45 48 48.8 N
84 43 42.0 W
Representing a new level of aerodynamic stability in suspension bridges for its time, the Mackinac Bridge was the first suspension bridge to incorporate specific design features to manage the forces imposed on it by winds.
The Mackinac (pronounced "Mack-in-awe") Bridge (1957) spans the Straits of Mackinac between Lake Michigan and Lake Huron, connecting the Lower and Upper peninsulas of Michigan. Prior to the construction of the bridge, a fleet of nine ferries would carry as many as 9,000 vehicles per day, with traffic backups stretching as long as 16 miles.
The design of the Mackinac Bridge was directly influenced by the lessons of the first Tacoma Narrows Bridge, which failed on November 7, 1940 due to instability under wind stresses. Three years after the Tacoma Narrows disaster, engineer David B. Steinman published a theoretical analysis of suspension-bridge stability problems. Among his recommendations were that future bridge designs include deep trusses to stiffen the bridge deck and an open-grid roadway to reduce its wind resistance.
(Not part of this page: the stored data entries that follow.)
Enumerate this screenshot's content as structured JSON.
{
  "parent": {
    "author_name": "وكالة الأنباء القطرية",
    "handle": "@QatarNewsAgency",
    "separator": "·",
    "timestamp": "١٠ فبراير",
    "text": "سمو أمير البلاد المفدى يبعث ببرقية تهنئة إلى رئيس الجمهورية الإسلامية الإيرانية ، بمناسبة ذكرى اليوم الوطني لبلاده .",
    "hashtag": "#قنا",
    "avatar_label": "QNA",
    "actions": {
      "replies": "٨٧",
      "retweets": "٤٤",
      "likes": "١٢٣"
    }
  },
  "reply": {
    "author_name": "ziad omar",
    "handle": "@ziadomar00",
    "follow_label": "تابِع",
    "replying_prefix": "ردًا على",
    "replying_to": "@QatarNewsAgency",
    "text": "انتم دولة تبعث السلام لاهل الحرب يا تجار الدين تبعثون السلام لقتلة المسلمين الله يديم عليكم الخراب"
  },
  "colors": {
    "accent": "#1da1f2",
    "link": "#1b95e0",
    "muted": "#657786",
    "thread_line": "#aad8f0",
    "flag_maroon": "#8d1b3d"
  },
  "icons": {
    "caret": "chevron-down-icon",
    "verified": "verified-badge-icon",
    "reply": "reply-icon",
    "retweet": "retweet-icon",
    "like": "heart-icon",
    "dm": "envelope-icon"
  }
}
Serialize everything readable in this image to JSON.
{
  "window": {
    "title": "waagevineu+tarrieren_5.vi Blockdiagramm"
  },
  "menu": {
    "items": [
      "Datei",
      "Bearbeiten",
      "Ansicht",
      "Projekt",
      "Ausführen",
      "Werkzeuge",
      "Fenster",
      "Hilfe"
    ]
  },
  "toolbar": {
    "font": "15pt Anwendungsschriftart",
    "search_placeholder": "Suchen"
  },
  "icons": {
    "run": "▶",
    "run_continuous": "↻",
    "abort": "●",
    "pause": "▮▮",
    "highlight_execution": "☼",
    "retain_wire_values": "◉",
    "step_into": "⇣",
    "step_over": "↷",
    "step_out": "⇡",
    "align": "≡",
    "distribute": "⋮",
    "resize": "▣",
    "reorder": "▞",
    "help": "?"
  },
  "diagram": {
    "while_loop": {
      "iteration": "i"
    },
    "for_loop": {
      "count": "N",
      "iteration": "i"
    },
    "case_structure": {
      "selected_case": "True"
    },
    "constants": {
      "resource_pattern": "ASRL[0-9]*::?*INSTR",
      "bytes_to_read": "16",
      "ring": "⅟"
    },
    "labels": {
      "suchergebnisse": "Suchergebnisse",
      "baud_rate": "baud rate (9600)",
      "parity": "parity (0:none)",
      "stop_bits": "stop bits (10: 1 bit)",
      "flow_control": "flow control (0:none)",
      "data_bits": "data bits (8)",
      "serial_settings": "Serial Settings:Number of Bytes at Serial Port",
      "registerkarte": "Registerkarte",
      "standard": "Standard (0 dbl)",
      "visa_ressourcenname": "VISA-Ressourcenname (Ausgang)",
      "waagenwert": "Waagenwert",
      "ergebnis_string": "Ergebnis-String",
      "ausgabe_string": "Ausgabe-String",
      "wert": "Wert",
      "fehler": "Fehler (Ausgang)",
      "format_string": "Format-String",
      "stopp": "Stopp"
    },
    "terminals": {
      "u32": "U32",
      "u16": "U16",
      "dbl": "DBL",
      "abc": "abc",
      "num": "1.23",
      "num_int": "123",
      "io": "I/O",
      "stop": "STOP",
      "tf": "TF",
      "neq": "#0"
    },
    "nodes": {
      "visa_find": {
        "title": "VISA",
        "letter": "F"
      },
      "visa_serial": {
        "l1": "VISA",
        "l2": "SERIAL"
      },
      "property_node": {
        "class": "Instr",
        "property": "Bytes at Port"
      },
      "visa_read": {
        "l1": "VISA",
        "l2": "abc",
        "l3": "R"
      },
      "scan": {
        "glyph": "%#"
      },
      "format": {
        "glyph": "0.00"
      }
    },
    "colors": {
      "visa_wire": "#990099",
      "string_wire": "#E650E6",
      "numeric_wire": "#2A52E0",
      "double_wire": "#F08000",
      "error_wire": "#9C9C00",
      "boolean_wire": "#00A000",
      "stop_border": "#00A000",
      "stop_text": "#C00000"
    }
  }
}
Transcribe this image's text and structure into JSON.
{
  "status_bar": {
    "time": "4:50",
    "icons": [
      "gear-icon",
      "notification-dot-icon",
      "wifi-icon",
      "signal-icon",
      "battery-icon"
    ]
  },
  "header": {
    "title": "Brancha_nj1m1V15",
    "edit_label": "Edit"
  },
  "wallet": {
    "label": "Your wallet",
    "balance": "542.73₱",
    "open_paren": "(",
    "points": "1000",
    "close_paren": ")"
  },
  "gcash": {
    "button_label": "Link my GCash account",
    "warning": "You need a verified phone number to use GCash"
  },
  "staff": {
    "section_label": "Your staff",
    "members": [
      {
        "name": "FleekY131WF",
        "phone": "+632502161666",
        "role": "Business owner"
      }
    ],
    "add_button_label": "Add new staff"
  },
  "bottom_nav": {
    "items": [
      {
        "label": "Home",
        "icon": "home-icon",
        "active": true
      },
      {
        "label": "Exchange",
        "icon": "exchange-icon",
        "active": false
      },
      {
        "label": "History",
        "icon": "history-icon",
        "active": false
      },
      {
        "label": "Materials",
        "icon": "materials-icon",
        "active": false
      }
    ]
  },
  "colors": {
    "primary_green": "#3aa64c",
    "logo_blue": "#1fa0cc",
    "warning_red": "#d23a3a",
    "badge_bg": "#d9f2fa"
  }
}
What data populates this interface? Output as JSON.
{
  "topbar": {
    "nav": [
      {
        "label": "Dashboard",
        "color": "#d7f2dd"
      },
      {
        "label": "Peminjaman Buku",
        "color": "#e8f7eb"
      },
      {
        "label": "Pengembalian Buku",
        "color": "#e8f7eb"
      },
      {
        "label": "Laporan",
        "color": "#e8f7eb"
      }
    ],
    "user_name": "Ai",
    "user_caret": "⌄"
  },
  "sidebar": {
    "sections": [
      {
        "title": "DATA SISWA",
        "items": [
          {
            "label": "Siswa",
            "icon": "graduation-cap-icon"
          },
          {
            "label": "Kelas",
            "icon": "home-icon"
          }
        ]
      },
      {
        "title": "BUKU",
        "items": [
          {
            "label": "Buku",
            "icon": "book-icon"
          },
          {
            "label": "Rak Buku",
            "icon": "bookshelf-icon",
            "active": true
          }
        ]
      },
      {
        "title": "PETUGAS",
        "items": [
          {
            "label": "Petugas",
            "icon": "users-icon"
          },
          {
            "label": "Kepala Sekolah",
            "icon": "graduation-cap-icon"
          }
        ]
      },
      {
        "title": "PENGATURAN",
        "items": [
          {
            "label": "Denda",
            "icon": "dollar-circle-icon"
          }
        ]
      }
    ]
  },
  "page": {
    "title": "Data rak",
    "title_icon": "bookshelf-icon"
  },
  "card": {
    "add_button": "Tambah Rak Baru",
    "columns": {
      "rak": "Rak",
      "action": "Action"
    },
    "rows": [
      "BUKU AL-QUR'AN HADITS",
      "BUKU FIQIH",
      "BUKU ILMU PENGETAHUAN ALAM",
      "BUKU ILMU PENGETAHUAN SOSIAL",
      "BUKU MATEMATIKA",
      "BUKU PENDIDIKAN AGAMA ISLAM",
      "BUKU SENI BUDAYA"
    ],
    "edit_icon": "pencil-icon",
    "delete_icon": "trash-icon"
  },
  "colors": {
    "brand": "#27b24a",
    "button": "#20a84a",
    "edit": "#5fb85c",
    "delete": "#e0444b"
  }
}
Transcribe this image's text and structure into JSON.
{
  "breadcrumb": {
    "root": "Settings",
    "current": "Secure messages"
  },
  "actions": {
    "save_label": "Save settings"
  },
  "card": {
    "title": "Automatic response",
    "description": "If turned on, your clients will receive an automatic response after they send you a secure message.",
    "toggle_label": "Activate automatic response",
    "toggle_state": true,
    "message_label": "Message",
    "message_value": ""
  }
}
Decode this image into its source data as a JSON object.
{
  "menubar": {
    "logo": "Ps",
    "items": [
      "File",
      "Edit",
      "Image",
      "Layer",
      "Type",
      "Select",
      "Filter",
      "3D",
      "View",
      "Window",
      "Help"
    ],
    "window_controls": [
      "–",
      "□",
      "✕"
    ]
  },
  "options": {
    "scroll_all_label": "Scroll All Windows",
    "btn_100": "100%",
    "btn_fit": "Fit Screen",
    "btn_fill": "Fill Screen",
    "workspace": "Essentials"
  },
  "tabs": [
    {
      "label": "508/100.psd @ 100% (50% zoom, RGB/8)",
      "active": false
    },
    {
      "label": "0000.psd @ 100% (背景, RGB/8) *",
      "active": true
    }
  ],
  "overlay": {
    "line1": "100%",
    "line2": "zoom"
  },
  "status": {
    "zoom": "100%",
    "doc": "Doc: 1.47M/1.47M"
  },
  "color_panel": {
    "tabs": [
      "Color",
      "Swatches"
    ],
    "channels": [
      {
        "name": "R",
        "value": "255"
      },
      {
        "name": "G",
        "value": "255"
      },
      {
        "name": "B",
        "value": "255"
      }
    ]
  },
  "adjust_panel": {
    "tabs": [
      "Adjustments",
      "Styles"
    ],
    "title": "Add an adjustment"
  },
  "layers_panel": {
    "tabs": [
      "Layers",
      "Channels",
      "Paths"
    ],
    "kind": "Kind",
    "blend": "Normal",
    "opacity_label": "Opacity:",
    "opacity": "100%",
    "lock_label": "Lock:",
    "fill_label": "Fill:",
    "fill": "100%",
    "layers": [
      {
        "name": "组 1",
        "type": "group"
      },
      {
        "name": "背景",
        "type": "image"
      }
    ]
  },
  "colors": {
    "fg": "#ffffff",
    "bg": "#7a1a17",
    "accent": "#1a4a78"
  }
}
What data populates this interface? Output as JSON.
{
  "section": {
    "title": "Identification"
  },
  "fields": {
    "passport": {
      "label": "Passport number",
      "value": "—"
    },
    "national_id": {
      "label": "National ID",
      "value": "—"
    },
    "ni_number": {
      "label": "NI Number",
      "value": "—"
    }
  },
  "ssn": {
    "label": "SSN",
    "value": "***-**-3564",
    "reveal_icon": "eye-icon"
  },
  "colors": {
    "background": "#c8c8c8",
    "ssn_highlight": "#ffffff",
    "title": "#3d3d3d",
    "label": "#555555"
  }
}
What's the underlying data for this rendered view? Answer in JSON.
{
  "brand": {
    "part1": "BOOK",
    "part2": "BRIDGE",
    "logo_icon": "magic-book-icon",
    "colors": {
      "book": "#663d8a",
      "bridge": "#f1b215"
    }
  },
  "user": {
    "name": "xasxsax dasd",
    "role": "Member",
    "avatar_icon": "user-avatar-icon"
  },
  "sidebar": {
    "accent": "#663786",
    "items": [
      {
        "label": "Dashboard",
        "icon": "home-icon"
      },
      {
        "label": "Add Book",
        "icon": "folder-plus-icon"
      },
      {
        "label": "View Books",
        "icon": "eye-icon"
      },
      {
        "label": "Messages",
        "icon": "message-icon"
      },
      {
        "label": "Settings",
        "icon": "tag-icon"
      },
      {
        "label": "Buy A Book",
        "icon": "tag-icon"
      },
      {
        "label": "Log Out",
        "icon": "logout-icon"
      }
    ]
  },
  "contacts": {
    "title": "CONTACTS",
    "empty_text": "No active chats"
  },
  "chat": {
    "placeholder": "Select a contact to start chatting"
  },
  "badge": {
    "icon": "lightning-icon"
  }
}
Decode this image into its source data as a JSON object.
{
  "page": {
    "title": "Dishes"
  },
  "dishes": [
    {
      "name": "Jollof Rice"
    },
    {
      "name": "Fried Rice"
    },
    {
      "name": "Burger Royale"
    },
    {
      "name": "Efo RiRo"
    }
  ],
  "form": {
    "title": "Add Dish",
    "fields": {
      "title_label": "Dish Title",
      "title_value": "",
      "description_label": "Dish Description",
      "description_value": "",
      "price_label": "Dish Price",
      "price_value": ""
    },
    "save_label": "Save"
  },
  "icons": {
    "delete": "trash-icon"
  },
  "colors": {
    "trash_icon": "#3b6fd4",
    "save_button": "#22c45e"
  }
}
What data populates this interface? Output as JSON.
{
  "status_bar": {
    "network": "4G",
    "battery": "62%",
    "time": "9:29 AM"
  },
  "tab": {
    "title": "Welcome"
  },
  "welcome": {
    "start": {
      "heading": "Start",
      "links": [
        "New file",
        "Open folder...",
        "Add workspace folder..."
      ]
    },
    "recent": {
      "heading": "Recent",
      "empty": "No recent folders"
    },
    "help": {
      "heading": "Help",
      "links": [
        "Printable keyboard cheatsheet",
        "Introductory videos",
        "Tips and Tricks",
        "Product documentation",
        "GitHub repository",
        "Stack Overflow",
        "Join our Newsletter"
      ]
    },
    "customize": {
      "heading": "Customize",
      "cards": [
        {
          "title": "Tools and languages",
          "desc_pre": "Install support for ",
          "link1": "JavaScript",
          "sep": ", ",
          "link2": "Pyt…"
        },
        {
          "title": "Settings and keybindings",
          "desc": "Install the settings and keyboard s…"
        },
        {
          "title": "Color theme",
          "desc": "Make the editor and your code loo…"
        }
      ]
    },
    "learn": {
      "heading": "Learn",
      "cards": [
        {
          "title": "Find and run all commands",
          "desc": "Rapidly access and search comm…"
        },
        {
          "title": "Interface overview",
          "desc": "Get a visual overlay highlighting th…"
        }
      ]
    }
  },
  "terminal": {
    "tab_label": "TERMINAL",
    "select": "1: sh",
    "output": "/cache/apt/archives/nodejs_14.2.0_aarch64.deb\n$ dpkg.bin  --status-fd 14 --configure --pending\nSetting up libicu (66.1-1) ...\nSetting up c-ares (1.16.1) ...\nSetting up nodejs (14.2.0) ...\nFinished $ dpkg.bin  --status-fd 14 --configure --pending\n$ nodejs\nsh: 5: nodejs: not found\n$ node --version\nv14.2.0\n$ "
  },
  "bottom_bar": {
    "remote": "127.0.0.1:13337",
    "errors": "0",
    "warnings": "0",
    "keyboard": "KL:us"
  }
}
In January 1953, Steinman was appointed as the design engineer for the Mackinac Bridge, and his recommendations were incorporated into its design. Representing a new level of aerodynamic stability in suspension bridges for its time, the Mackinac Bridge was the first long-span suspension bridge to incorporate specific design features, including a porous deck, to manage the forces imposed on it by winds. Construction of "Mighty Mac" took over three years in a demanding climate, and the structure's completion made all-weather travel between Michigan's two regions possible.
The bridge opened on November 1, 1957, according to schedule, despite the many hazards of marine construction in harsh weather over the turbulent Straits of Mackinac. The opening ended decades of the two peninsulas being solely linked by ferries. A year later, the five-mile bridge (including approaches) was formally dedicated as the world's longest suspension bridge between cable anchorages. By stating "between anchorages," the bridge could be considered longer than the Golden Gate Bridge, even though the Golden Gate Bridge's main span exceeds that of the Mackinac. At 8,614 feet (2,626 m), the Mackinac Bridge is still the longest suspension bridge between anchorages in the Western Hemisphere. The length of the bridge's main span is 3,800 feet (1,158 m), which makes it the third-longest suspension span in the United States, behind the Golden Gate and Verrazano-Narrows bridges, and twelfth longest worldwide.
The Mackinac Bridge was recognized as a National Historic Civil Engineering Landmark in 2009.